Speaking in the House today, Jaitley attacked the Congress over party Vice President's accusations of the government having introduced a ‘Fair & Lovely' scheme that could help black money holders turn their money into white.
“Nobody who has black money will be jailed under Modi's ‘Fair and Lovely' scheme,” Rahul Gandhi had said in Parliament. “All those who have black money can make it white under this scheme,” he said.
Jaitley countered the allegations reminding the Congress of an income disclosure scheme announced by the then Congress government in 1997 with P Chidambaram as Finance Minister.
“When you make comments on steps we are taking from foreign black money to domestic black money to filing prosecutions and assessments, please honestly compare your own track records in this regard,” Jaitley said.

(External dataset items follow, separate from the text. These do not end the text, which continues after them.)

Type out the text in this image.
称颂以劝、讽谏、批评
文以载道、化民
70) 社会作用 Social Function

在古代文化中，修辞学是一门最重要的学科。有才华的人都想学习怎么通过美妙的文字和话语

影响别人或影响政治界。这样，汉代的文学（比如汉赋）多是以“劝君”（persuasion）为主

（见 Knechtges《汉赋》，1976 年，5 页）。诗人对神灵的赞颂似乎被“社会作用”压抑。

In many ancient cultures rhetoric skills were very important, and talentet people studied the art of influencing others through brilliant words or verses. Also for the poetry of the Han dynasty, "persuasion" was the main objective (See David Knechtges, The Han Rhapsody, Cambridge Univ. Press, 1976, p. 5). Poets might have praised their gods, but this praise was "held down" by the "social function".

"In 1997, you said, please make declaration of undisclosed income by just paying 30 per cent tax and nothing more, and declare it at the 1987 value. Most declarants were children and women. The immediate effect was that there was no buoyancy in tax collection next year," Jaitley said alleging that the proposal had led the honest tax payer to the courts.

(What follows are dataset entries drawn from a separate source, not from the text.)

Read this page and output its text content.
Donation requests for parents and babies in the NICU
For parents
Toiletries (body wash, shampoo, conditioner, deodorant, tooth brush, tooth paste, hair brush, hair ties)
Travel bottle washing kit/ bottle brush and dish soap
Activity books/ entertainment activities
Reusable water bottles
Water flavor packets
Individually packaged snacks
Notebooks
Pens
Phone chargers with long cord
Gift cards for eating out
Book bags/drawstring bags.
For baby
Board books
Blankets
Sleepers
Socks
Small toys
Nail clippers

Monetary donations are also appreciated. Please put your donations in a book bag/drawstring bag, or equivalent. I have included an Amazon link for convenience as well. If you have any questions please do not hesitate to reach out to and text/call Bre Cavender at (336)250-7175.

Jaitley further reminded the house and opposition leaders that the government's four-month compliance window was no amnesty scheme since it carried a heavy penalty.
“We have told people if any part of your income has not been assessed, pay 30 per cent tax on it and 50 per cent penalty. It is not an amnesty scheme it has a penalty,” the minister said.
Reacting to the charges made by Gandhi on various issues, including the government not passing the benefit of reduction in crude oil prices to consumers, Jaitley took a dig at him, saying the “most dangerous calculation is the one done at the back of an envelope”.
He told the Congress benches in the Upper House, of which Rahul is not a member, that “somebody has convinced your leader (Rahul) to do all accounting on the back of an envelope”.
Jaitley also sought to draw the opposition's support for bills pending in the parliament, urging them to shun disruptive tactics to stall legislative work.
Jaitley spoke on a host of other issues as well including the JNU row, saying that though he wasn't opposed to any individual, free speech could not be allowed to advocate breaking up the country.